From NPR –
The Department of Energy has declared an emergency at a nuclear-contaminated site in Washington state, after the suspected collapse of a tunnel containing rail cars contaminated with nuclear waste.
Workers have been evacuated from the area or told to seek shelter; there have been no reports of injuries.
The Hanford Site, about 150 miles southeast of Seattle, is a former nuclear production complex and home to a long-running, challenging and sometimes troubled cleanup operation.
The Department of Energy says a 20-foot-by-20-foot section of soil has sunk unusually low over a tunnel next to the Plutonium Uranium Extraction Facility.
Personnel at the site have been evacuated, the department says, and workers nearby have been sent indoors “as a precaution,” as responders move closer for investigation.

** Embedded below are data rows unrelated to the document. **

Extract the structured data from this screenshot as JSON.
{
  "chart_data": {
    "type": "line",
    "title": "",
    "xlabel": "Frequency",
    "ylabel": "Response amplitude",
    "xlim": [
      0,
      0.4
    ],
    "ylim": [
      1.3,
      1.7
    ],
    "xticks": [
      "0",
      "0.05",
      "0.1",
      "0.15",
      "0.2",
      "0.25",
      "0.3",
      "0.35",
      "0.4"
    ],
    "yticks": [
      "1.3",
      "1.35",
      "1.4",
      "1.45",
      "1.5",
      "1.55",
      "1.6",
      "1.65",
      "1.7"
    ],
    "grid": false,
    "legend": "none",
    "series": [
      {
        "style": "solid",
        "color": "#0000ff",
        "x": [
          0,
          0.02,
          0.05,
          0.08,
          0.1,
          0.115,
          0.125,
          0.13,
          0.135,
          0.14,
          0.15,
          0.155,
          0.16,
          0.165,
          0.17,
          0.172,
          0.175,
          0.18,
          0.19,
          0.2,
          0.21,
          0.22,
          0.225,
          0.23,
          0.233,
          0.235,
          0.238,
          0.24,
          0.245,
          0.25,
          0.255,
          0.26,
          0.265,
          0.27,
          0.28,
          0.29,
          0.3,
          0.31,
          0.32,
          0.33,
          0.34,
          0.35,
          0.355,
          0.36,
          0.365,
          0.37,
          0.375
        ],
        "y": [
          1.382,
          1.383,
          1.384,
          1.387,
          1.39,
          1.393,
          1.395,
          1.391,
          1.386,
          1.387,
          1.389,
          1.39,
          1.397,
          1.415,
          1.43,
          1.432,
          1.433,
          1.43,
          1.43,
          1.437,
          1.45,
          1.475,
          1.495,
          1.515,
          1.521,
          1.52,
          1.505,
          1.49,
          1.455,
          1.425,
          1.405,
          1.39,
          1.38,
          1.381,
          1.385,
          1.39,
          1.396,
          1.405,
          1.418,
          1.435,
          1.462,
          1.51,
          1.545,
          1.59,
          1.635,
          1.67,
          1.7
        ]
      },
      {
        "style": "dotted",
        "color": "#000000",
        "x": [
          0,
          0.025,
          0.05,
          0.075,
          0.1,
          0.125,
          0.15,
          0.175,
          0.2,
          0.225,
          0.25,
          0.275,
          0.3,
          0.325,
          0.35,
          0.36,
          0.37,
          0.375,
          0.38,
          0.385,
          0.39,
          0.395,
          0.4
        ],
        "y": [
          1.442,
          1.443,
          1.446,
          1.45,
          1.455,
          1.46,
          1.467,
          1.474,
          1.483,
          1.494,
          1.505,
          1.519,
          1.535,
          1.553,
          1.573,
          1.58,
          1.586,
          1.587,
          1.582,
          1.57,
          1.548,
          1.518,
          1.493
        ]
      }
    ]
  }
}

The tunnel in question was storing rail cars that carried radioactive nuclear fuel from reactors to production facilities, back when the site was still used to manufacture nuclear weapons.
The Associated Press, citing a spokesman for the Washington state Department of Ecology, says no workers were inside the tunnel at the time of the collapse, no injuries were reported and no radiation release has been detected.
“The Hanford Fire Department is on scene,” the Department of Energy reports. “Workers in the vicinity are still being sheltered as a precaution.”